VB&M: Você apontaria três títulos da lista da KiWi que, segundo a sua avaliação, podem e merecem construir sólidas carreiras internacionais? E do que você sabe sobre o Brasil, que título(s) parece(m) mais relevante(s) para o atual momento de pandemia e desgoverno que vivemos por aqui?

AE: Ok, escolho três apesar de querer escolher 15. Vamos lá:

1. IRMÃS EM ARMAS (tradução livre, como todas aqui feitas), de Shida Bazyar, conta a história de três melhores amigas e é um de meus romances favoritos de nosso catálogo deste ano, escrito por uma jovem e talentosa autora que certamente vai longe. E para reiterar minha opinião, segue aqui uma frase de uma das primeiras resenhas publicadas sobre o livro e que resume bem o seu apelo: “Shida Bazyar é uma autora talentosa cuja escrita vai atrair leitores de Elena Ferrante, Zadie Smith e Kamila Shamsie. […] IRMÃS EM ARMAS é uma leitura imersiva e provocante com trama forte e personagens profundamente identificáveis, que explora questões urgentes da contemporaneidade como racismo e sexismo na sociedade” (New Books in German).

2. Uma autora que não está em nosso atual catálogo de lançamentos e que já tem uma sólida carreira internacional, mas infelizmente ainda não publicada no Brasil, é Alina Bronsky. Suas matriarcas complicadas e teimosas sempre fazem valer a leitura, mas em O ÚLTIMO AMOR DE BABA DUNJA, ela é especialmente competente para criar uma heroína que constrói sua vida do nada e a defende obstinadamente contra qualquer um que tente intervir, mesmo que com as melhores intenções.

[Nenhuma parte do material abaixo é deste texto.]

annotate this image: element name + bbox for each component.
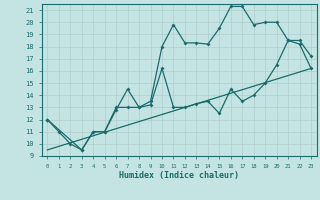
X-axis label: Humidex (Indice chaleur): Humidex (Indice chaleur) <box>119 171 239 180</box>
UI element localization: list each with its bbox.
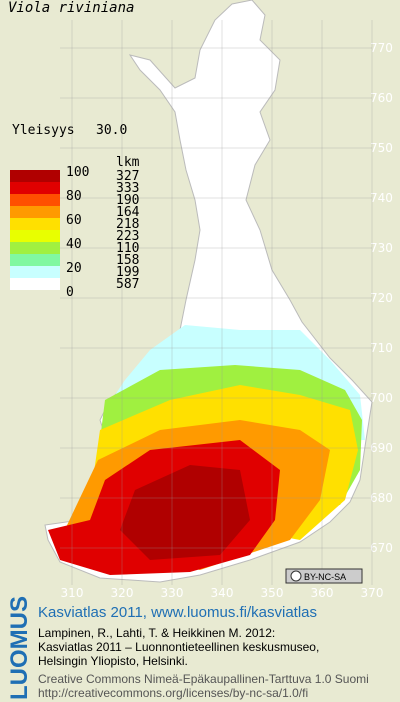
citation-line: Helsingin Yliopisto, Helsinki. (38, 654, 188, 668)
grid: 770 760 750 740 730 720 710 700 690 680 670 310 320 3… (60, 20, 393, 600)
legend-count: 223 (116, 229, 139, 244)
legend-scale-label: 80 (66, 189, 82, 204)
legend-swatch (10, 194, 60, 206)
legend-scale-label: 100 (66, 165, 89, 180)
legend-count: 333 (116, 181, 139, 196)
legend-swatch (10, 266, 60, 278)
species-title: Viola riviniana (8, 0, 134, 16)
legend-scale-label: 0 (66, 285, 74, 300)
legend-swatch (10, 170, 60, 182)
license-line: http://creativecommons.org/licenses/by-n… (38, 686, 308, 700)
brand: LUOMUS (6, 596, 33, 700)
legend-count: 587 (116, 277, 139, 292)
northing-label: 700 (370, 391, 393, 405)
frequency-value: 30.0 (96, 123, 127, 138)
easting-label: 350 (261, 586, 284, 600)
legend-scale-label: 20 (66, 261, 82, 276)
license-badge: BY-NC-SA (285, 568, 363, 584)
northing-label: 680 (370, 491, 393, 505)
legend-count: 164 (116, 205, 140, 220)
legend-swatch (10, 278, 60, 290)
license-line: Creative Commons Nimeä-Epäkaupallinen-Ta… (38, 672, 369, 686)
legend-swatch (10, 242, 60, 254)
easting-label: 360 (311, 586, 334, 600)
northing-label: 750 (370, 141, 393, 155)
citation-line: Kasviatlas 2011 – Luonnontieteellinen ke… (38, 640, 319, 654)
legend-count: 199 (116, 265, 139, 280)
northing-label: 720 (370, 291, 393, 305)
legend-swatch (10, 218, 60, 230)
legend-count: 190 (116, 193, 139, 208)
legend-scale-label: 60 (66, 213, 82, 228)
count-header: lkm (116, 155, 140, 170)
northing-label: 740 (370, 191, 393, 205)
northing-label: 710 (370, 341, 393, 355)
legend-swatch (10, 182, 60, 194)
easting-label: 320 (111, 586, 134, 600)
citation-line: Lampinen, R., Lahti, T. & Heikkinen M. 2… (38, 626, 275, 640)
easting-label: 370 (361, 586, 384, 600)
easting-label: 310 (61, 586, 84, 600)
legend-swatch (10, 230, 60, 242)
legend-count: 158 (116, 253, 139, 268)
northing-label: 730 (370, 241, 393, 255)
northing-label: 670 (370, 541, 393, 555)
legend-swatch (10, 206, 60, 218)
headline: Kasviatlas 2011, www.luomus.fi/kasviatla… (38, 604, 317, 621)
easting-label: 330 (161, 586, 184, 600)
zone-darkred (120, 465, 250, 560)
easting-label: 340 (211, 586, 234, 600)
frequency-label: Yleisyys (12, 123, 75, 138)
northing-label: 770 (370, 41, 393, 55)
footer: Lampinen, R., Lahti, T. & Heikkinen M. 2… (38, 626, 369, 700)
legend-scale-label: 40 (66, 237, 82, 252)
northing-label: 760 (370, 91, 393, 105)
northing-label: 690 (370, 441, 393, 455)
badge-text: BY-NC-SA (304, 572, 346, 582)
legend-count: 218 (116, 217, 139, 232)
legend-count: 327 (116, 169, 139, 184)
legend-swatch (10, 254, 60, 266)
legend-count: 110 (116, 241, 139, 256)
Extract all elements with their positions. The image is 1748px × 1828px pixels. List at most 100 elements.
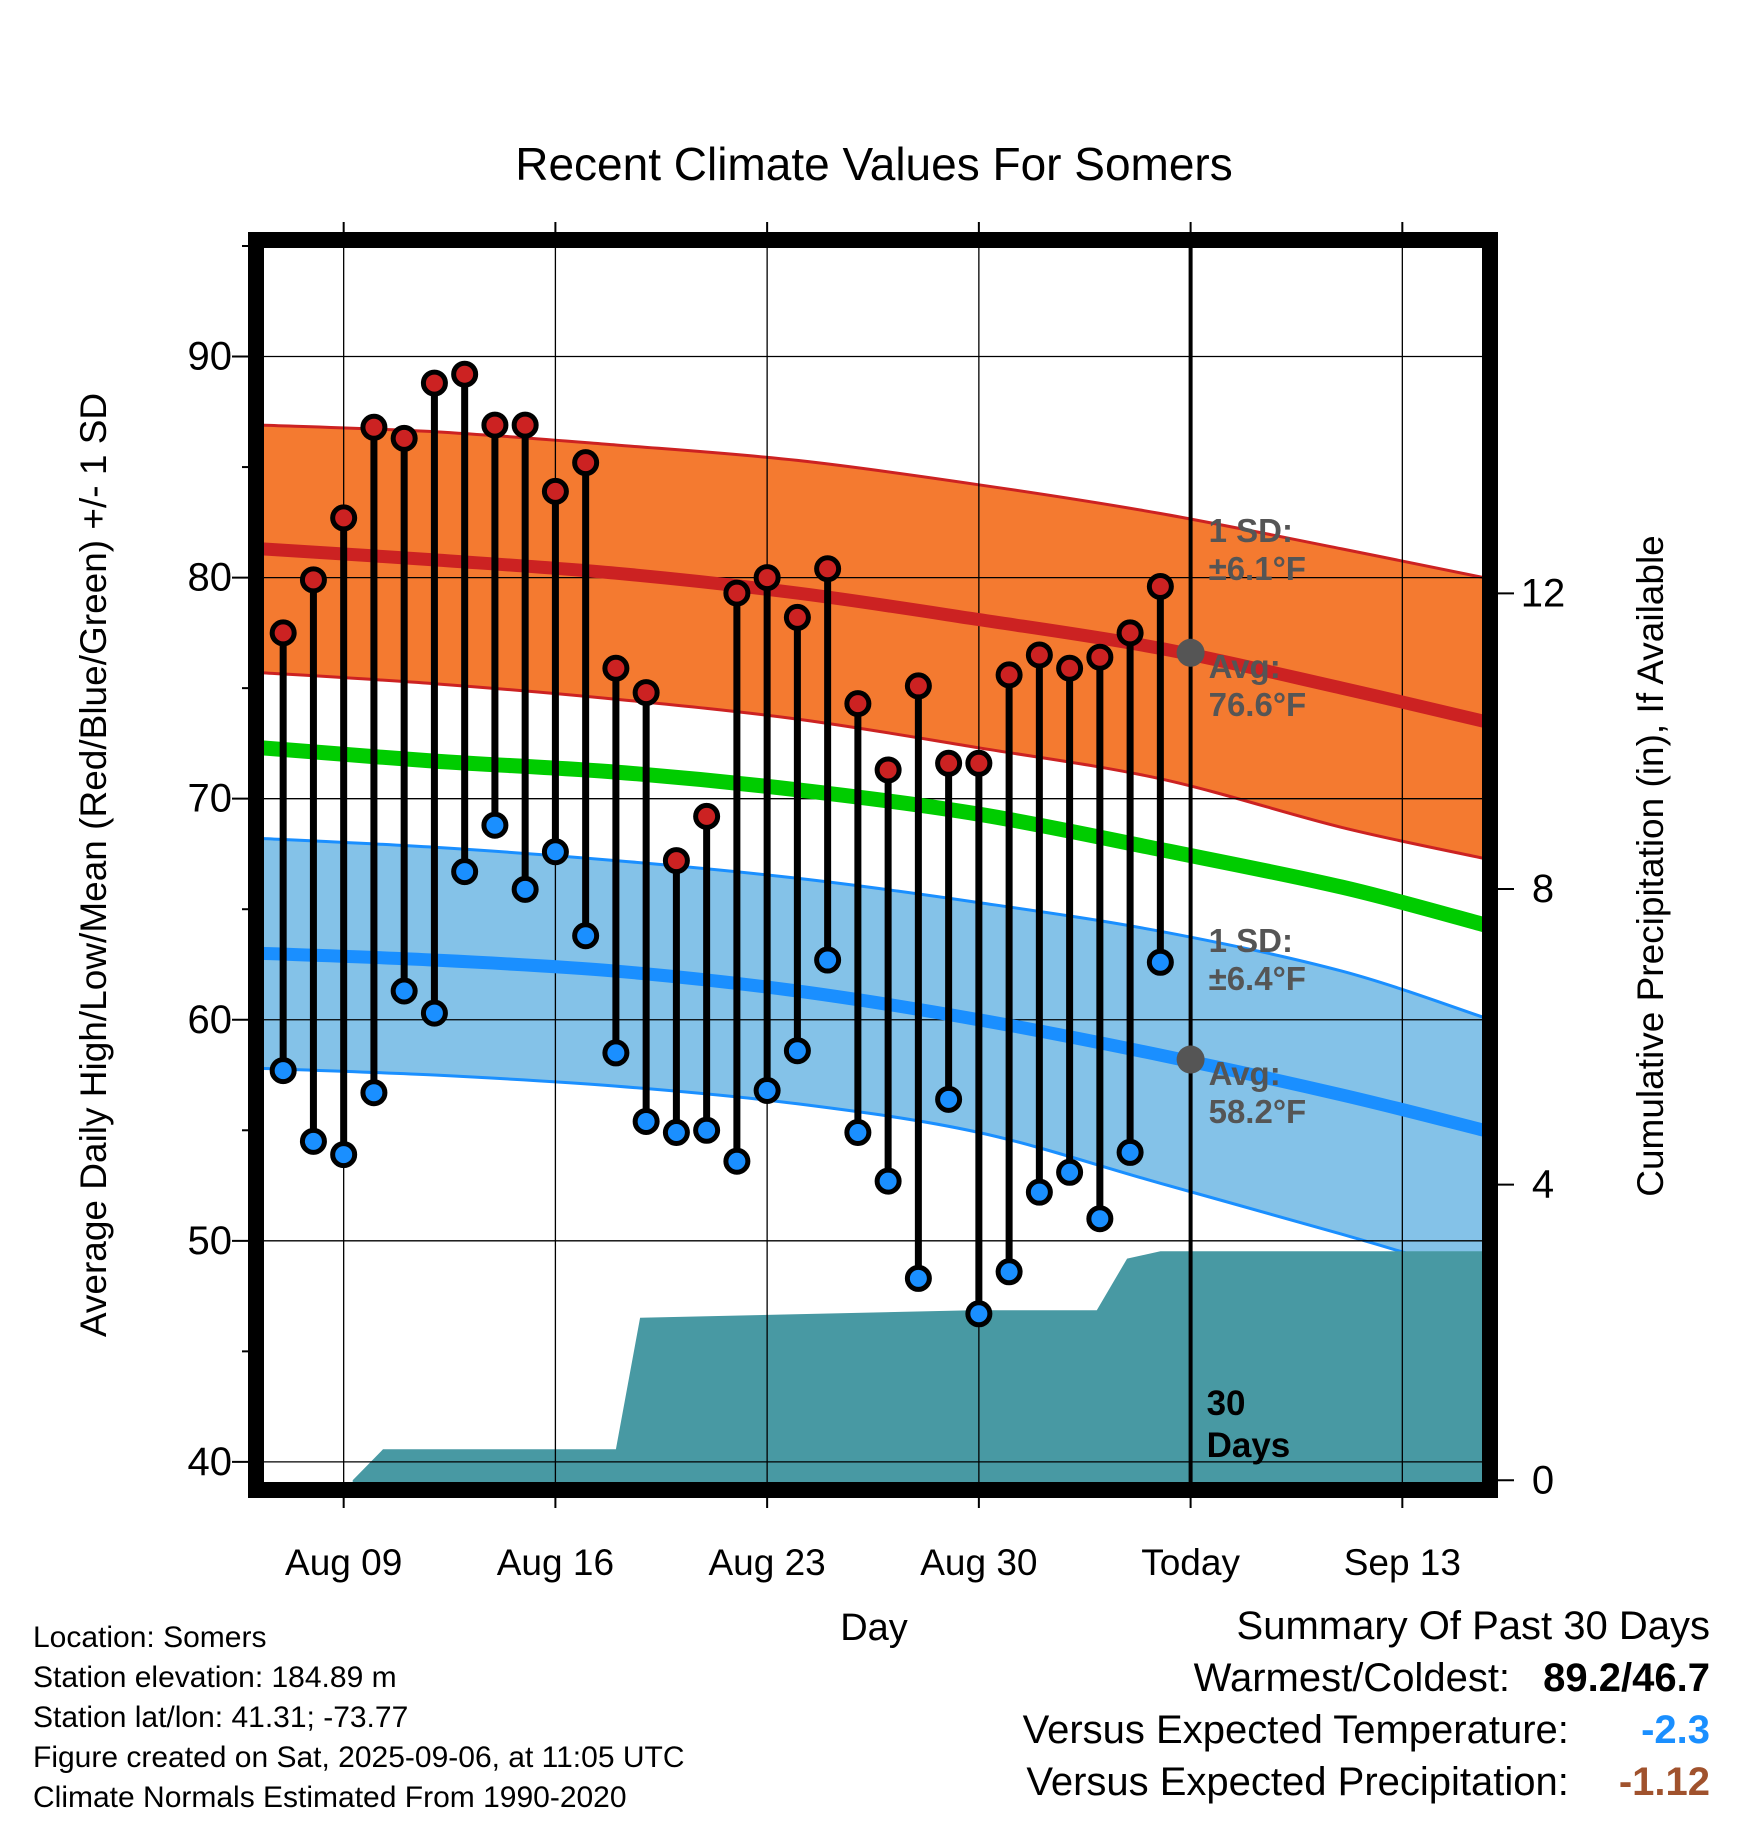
daily-low-point	[965, 1300, 993, 1328]
daily-low-point	[995, 1258, 1023, 1286]
mean-average-line	[262, 740, 1484, 932]
daily-high-point	[299, 566, 327, 594]
daily-high-point	[269, 619, 297, 647]
y-tick-label: 60	[188, 998, 233, 1042]
daily-high-point	[935, 749, 963, 777]
summary-temp-value: -2.3	[1641, 1708, 1710, 1752]
low-band-upper-edge	[262, 837, 1484, 1019]
x-tick-label: Aug 30	[920, 1542, 1037, 1583]
high-avg-annotation: Avg: 76.6°F	[1209, 648, 1307, 723]
info-elevation: Station elevation: 184.89 m	[33, 1661, 397, 1694]
daily-high-point	[511, 411, 539, 439]
precipitation-area	[352, 1251, 1484, 1484]
daily-high-point	[481, 411, 509, 439]
station-info: Location: Somers Station elevation: 184.…	[33, 1618, 685, 1818]
daily-low-point	[602, 1039, 630, 1067]
summary-warmest-row: Warmest/Coldest: 89.2/46.7	[1023, 1652, 1710, 1704]
y2-tick-label: 0	[1532, 1458, 1554, 1502]
summary-precip-value: -1.12	[1618, 1760, 1710, 1804]
daily-high-point	[723, 579, 751, 607]
daily-high-point	[360, 413, 388, 441]
daily-low-point	[814, 946, 842, 974]
daily-low-point	[693, 1116, 721, 1144]
daily-high-point	[602, 654, 630, 682]
daily-low-point	[1116, 1138, 1144, 1166]
daily-high-point	[693, 802, 721, 830]
summary-temp-row: Versus Expected Temperature: -2.3	[1023, 1704, 1710, 1756]
daily-high-point	[814, 555, 842, 583]
daily-high-point	[330, 504, 358, 532]
daily-low-point	[1146, 948, 1174, 976]
x-tick-label: Today	[1141, 1542, 1240, 1583]
daily-low-point	[632, 1107, 660, 1135]
low-avg-annotation: Avg: 58.2°F	[1209, 1055, 1307, 1130]
summary-warmest-label: Warmest/Coldest:	[1193, 1656, 1511, 1700]
daily-low-point	[572, 922, 600, 950]
daily-low-point	[390, 977, 418, 1005]
daily-low-point	[783, 1037, 811, 1065]
daily-low-point	[511, 875, 539, 903]
daily-high-point	[420, 369, 448, 397]
daily-low-point	[451, 858, 479, 886]
high-band-upper-edge	[262, 423, 1484, 580]
daily-high-point	[1025, 641, 1053, 669]
y-tick-label: 50	[188, 1219, 233, 1263]
daily-high-point	[995, 661, 1023, 689]
plot-frame	[248, 232, 1498, 1498]
x-tick-label: Sep 13	[1344, 1542, 1461, 1583]
y2-axis-label: Cumulative Precipitation (in), If Availa…	[1630, 535, 1671, 1197]
y2-tick-label: 12	[1521, 571, 1566, 615]
y-tick-label: 90	[188, 335, 233, 379]
daily-low-point	[420, 999, 448, 1027]
daily-low-point	[481, 811, 509, 839]
daily-low-point	[541, 838, 569, 866]
low-sd-annotation: 1 SD: ±6.4°F	[1209, 922, 1306, 997]
y-axis-label: Average Daily High/Low/Mean (Red/Blue/Gr…	[73, 393, 114, 1337]
plot-area	[262, 246, 1484, 1484]
daily-low-point	[723, 1147, 751, 1175]
daily-high-point	[662, 847, 690, 875]
daily-high-point	[1086, 643, 1114, 671]
daily-low-point	[662, 1118, 690, 1146]
y-tick-label: 80	[188, 556, 233, 600]
daily-high-point	[1056, 654, 1084, 682]
summary-warmest-value: 89.2/46.7	[1543, 1656, 1710, 1700]
x-tick-label: Aug 16	[497, 1542, 614, 1583]
daily-low-point	[844, 1118, 872, 1146]
info-normals: Climate Normals Estimated From 1990-2020	[33, 1781, 627, 1814]
summary-precip-label: Versus Expected Precipitation:	[1026, 1760, 1569, 1804]
daily-low-point	[299, 1127, 327, 1155]
daily-high-point	[451, 360, 479, 388]
daily-high-point	[541, 477, 569, 505]
high-band-lower-edge	[262, 671, 1484, 860]
daily-high-point	[874, 756, 902, 784]
daily-low-point	[269, 1057, 297, 1085]
info-created: Figure created on Sat, 2025-09-06, at 11…	[33, 1741, 685, 1774]
low-average-line	[262, 946, 1484, 1137]
daily-low-point	[874, 1167, 902, 1195]
daily-low-point	[753, 1076, 781, 1104]
today-high-avg-marker	[1176, 638, 1205, 667]
daily-high-point	[572, 449, 600, 477]
chart-title: Recent Climate Values For Somers	[515, 138, 1233, 190]
summary-title: Summary Of Past 30 Days	[1236, 1604, 1710, 1648]
low-band-lower-edge	[262, 1066, 1484, 1278]
daily-high-point	[753, 564, 781, 592]
daily-low-point	[935, 1085, 963, 1113]
summary-temp-label: Versus Expected Temperature:	[1022, 1708, 1569, 1752]
daily-high-point	[1146, 572, 1174, 600]
summary-panel: Summary Of Past 30 Days Warmest/Coldest:…	[1023, 1600, 1710, 1808]
daily-low-point	[1086, 1205, 1114, 1233]
daily-low-point	[330, 1141, 358, 1169]
summary-precip-row: Versus Expected Precipitation: -1.12	[1023, 1756, 1710, 1808]
low-sd-band	[262, 838, 1484, 1277]
daily-high-point	[632, 679, 660, 707]
x-tick-label: Aug 09	[285, 1542, 402, 1583]
info-latlon: Station lat/lon: 41.31; -73.77	[33, 1701, 409, 1734]
y2-tick-label: 8	[1532, 867, 1554, 911]
today-low-avg-marker	[1176, 1045, 1205, 1074]
daily-high-point	[1116, 619, 1144, 647]
daily-low-point	[360, 1079, 388, 1107]
x-axis-label: Day	[840, 1607, 908, 1649]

3. Outro autor que tem sólida carreira internacional mas segue inédito no Brasil é Volker Weidermann e sua narrativa de não ficção OSTEND. O VERÃO ANTES DAS TREVAS, um daqueles livros em que não é preciso ter interesse no assunto (embora seja difícil não ter – N.T.) e ainda assim ser envolvido pela narrativa e pela atmosfera evocada. Uma leitura melancólica e iluminadora.

Com relação ao Brasil, apesar de não termos nada específico para a situação que vocês estão vivendo, eu sempre recomendaria CHOQUE DE REALIDADE, de Sascha Lobo, pois como ele diz, a realidade cobrará a conta queira você ou não, então por que não estar preparado?

VB&M: Por fim, como a crise do Covid impactou o mercado editorial alemão e, mais especificamente, os negócios e atividades da KiWi?

AE: Na verdade, os negócios têm ido surpreendentemente bem até agora. Apesar de as livrarias terem sido fechadas no primeiro lockdown, elas rapidamente desenvolveram serviços de click and collect (pague e pegue), para que as pessoas possam comprar online e buscar os livros ou recebê-los em casa. As livrarias foram muito criativas e contaram com a boa infraestrutura de distribuição de que dispomos, que possibilita que praticamente todos os livros adquiridos online sejam entregues no dia seguinte à compra em qualquer lugar da Alemanha. Juntou-se a isso o fato de que as pessoas queriam ler, pois não havia nada mais para fazer além de assistir à televisão. Então, nós temos ido muito bem, apesar dos cortes em marketing e do cancelamento de turnês literárias, etc.